Chart 3: Monthly exits as a percentage of active businesses, by industry, Canada, November 2021, seasonally adjusted series

Note to readers
April's release introduced a new process for seasonal adjustment in the presence of the outliers generated by the response to the COVID-19 pandemic. The new process has a greater number of outliers that are explicitly recognized at the outset of the seasonal adjustment process. This leads to a greater number of outliers being taken into account than previously. Examinations of seasonally adjusted data using the new process show results that are more stable over time and produce smaller revisions.

Every new month of data leads to a revision of the previously released data because of such factors as the seasonal adjustment process and a new version of the Generic Survey Universe File (or vintage of the Business Register). As a result, the estimates may vary compared with those of a previous release.

Openings are defined as businesses with employment in the current month and no employment in the previous month. Closures are defined as businesses that had employment in the previous month, but no employment in the current month. Continuing businesses are those that have employees in both months, and the active population in any given month is the number of opening and continuing businesses in that month. Reopening businesses are defined as opening businesses that were also active in a previous month (that is, they closed in a given month and had positive employment in a subsequent month). In contrast, entrants are opening businesses that were not active in a previous month.

The definition of exits is based on the Longitudinal Employment Analysis Program (LEAP) annual exits. Because the LEAP definition can require up to 24 months of data for a business to be counted as an exit, projections of exits using predicted growth rates are implemented using a regression model of exits on closures of more than six months. As a result, there are no published exits in the last six months. A temporary business closure is the difference between closures and exits. For more information on temporary business closures and exits, see "Defining and measuring business exits using monthly data series on business openings and closures."

A business is defined as an enterprise operating in a particular geography and industry.

The vast majority of businesses operate in one industry and one location or geography. These businesses will be counted once at the national and provincial levels in the monthly estimates of openings and closures. For example, a retailer in Windsor, Ontario, will be counted as an active business in the Ontario estimates and once in the national estimates.

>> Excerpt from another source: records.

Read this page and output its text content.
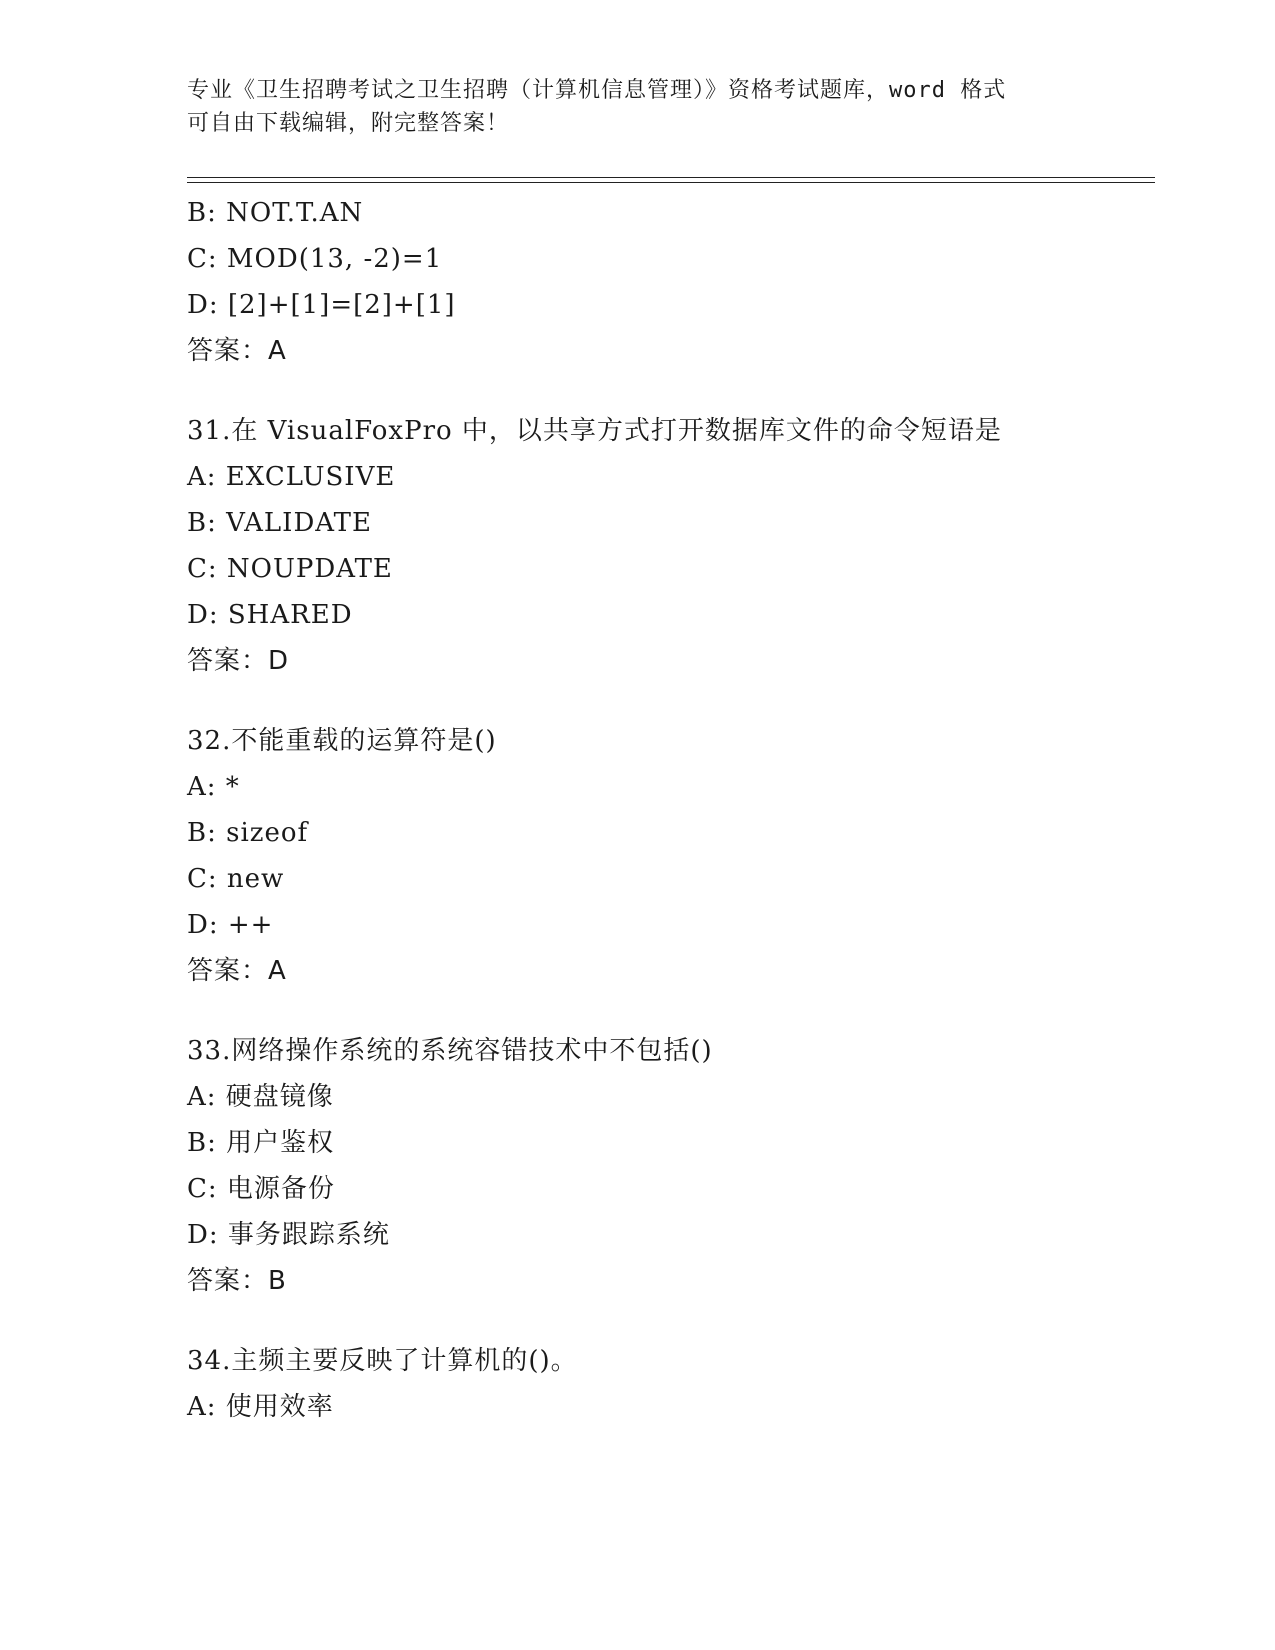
专业《卫生招聘考试之卫生招聘（计算机信息管理）》资格考试题库，word 格式
可自由下载编辑，附完整答案！
B: NOT.T.AN
C: MOD(13, -2)=1
D: [2]+[1]=[2]+[1]
答案：A
31.在 VisualFoxPro 中，以共享方式打开数据库文件的命令短语是
A: EXCLUSIVE
B: VALIDATE
C: NOUPDATE
D: SHARED
答案：D
32.不能重载的运算符是()
A: *
B: sizeof
C: new
D: ++
答案：A
33.网络操作系统的系统容错技术中不包括()
A: 硬盘镜像
B: 用户鉴权
C: 电源备份
D: 事务跟踪系统
答案：B
34.主频主要反映了计算机的()。
A: 使用效率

Some businesses can have multiple operations, and these can be in different industries and geographies. Such businesses can be counted more than once in the monthly estimates of openings and closures because they are active in multiple industries or geographies. For example, if a retailer has operations in both Alberta and Ontario, it will be counted as an active business in both provinces, but only once at the national level because it represents only one active firm. Similarly, a firm with retail and wholesale operations will be counted in both industries when individual industries are examined. However, when the business sector is examined, the firm counts only once because at that level it represents one firm active in the business sector.